Design and implementation of a digital infrastructure for autonomous open-die forging

Abstract

Open-die forging is a key process for manufacturing large components such as generator shafts and crankshafts for ship engines. Despite its industrial relevance, the process remains dependent on manual labour and operator expertise, leading to challenges in process stability, reproducibility, and efficiency. Traditional automation approaches are impractical due to the high variability and low production volumes typical of open-die forging. At the Institute of Metal Forming (IMF) at the TU Bergakademie Freiberg, a novel concept for autonomous open-die forging has been developed and tested. The system combines conventional forging equipment with advanced technologies, including industrial robotics, 3D laser scanning, thermal imaging, and modular control software. Central to the concept is a robot cell operating as a distributed system, where sensor data is used to create a digital twin of the workpiece.

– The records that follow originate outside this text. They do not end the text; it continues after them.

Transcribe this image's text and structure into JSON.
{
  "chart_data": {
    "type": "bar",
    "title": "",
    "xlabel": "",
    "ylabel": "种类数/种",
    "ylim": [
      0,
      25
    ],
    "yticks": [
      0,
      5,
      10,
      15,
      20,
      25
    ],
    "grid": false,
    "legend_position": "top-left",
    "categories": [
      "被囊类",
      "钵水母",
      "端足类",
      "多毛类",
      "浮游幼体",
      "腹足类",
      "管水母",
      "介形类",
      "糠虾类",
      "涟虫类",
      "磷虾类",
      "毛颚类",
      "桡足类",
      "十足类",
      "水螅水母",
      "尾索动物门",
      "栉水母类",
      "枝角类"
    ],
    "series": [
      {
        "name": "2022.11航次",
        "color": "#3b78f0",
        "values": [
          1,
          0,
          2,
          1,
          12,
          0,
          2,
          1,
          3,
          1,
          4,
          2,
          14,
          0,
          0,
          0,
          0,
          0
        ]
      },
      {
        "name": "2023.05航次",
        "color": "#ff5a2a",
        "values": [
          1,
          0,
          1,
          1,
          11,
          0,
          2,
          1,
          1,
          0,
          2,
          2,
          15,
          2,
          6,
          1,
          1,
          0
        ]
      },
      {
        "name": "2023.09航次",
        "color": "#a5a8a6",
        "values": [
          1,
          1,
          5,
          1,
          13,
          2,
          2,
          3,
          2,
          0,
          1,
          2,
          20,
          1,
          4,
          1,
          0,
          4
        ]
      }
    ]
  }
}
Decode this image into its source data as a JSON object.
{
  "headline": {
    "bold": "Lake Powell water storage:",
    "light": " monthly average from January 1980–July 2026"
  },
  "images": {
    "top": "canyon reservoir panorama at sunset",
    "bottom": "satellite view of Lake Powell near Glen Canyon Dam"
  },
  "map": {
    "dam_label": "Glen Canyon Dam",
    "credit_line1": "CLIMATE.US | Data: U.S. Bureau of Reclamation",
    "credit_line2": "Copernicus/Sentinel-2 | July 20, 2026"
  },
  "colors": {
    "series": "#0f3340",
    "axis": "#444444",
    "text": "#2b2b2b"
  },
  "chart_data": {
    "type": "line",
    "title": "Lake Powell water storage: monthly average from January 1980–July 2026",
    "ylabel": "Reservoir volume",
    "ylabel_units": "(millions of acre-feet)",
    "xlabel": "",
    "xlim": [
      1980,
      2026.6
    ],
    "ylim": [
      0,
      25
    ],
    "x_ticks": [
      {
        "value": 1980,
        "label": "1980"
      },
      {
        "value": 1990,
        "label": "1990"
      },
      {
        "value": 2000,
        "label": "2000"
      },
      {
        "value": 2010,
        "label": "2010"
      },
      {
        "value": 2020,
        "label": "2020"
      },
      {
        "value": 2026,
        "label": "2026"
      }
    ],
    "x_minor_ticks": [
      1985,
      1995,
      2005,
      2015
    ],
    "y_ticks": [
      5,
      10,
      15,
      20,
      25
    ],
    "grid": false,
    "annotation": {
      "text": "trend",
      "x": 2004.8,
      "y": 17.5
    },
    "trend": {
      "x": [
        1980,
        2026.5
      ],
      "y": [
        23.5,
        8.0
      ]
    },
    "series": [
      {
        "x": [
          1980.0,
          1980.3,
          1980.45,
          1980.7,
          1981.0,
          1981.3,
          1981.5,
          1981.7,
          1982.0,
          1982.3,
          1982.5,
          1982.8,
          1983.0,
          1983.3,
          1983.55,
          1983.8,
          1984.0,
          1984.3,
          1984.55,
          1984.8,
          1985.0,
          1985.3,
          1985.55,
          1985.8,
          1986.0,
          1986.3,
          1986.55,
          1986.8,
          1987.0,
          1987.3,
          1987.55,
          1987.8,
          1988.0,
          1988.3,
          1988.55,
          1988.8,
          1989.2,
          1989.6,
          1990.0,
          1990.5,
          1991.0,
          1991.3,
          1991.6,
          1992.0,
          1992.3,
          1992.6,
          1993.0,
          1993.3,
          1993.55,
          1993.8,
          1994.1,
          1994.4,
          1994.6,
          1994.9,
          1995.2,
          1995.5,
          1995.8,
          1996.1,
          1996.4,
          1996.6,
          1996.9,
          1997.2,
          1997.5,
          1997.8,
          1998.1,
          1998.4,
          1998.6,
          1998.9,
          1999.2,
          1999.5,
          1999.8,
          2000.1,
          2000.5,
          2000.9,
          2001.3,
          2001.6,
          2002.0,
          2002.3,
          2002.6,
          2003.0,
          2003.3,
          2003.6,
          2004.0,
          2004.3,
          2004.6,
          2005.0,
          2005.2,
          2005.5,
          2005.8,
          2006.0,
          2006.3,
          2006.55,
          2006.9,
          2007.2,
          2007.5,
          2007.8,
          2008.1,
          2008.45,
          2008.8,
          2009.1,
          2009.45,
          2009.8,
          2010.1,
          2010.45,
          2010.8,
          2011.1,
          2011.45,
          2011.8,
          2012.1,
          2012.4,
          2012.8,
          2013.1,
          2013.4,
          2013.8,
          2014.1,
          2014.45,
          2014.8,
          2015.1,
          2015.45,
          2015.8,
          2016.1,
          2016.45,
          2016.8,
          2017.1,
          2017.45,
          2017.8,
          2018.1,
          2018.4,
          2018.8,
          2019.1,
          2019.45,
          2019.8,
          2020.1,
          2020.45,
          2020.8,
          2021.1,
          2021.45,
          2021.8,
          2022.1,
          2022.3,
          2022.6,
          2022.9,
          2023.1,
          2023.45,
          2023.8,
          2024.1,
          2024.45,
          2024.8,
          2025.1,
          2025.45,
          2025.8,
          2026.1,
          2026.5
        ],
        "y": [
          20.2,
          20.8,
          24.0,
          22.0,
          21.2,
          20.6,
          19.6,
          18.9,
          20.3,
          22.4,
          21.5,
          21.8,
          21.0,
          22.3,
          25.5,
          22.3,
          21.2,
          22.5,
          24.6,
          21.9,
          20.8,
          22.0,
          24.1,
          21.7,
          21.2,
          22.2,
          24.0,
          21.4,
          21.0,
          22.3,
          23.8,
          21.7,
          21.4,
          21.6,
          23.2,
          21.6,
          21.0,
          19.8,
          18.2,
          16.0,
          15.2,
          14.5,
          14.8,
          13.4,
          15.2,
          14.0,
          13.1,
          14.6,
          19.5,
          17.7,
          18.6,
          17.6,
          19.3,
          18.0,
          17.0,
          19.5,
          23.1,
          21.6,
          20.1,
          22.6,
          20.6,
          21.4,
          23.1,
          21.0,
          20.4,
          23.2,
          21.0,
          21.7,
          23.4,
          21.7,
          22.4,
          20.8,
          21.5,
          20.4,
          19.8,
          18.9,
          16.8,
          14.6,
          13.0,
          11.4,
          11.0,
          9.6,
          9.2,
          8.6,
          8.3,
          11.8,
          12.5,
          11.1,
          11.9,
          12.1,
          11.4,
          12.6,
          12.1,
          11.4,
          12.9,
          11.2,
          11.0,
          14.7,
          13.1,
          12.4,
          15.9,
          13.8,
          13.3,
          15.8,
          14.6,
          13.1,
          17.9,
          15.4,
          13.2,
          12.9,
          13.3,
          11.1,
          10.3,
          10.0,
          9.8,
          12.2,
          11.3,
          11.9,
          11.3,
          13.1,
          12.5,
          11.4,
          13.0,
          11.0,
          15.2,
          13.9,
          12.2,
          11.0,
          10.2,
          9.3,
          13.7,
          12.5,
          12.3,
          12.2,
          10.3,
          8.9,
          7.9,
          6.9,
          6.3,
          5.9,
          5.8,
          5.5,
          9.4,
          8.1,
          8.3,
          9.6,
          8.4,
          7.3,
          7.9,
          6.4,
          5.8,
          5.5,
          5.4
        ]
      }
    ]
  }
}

This enables adaptive process planning and real-time autonomous operative adjustments. A process planning tool generates pass sequences and commands for manipulator movements, while an electromechanical interface allows indirect control of the forging press. The modular software architecture, coordinated by a central core-module, ensures flexibility and facilitates integration into different production environments. Initial trials demonstrate the system’s potential to improve process stability and quality while reducing dependency on manual operation. Ongoing work focuses on refining the concept to meet industrial requirements and support advanced material applications.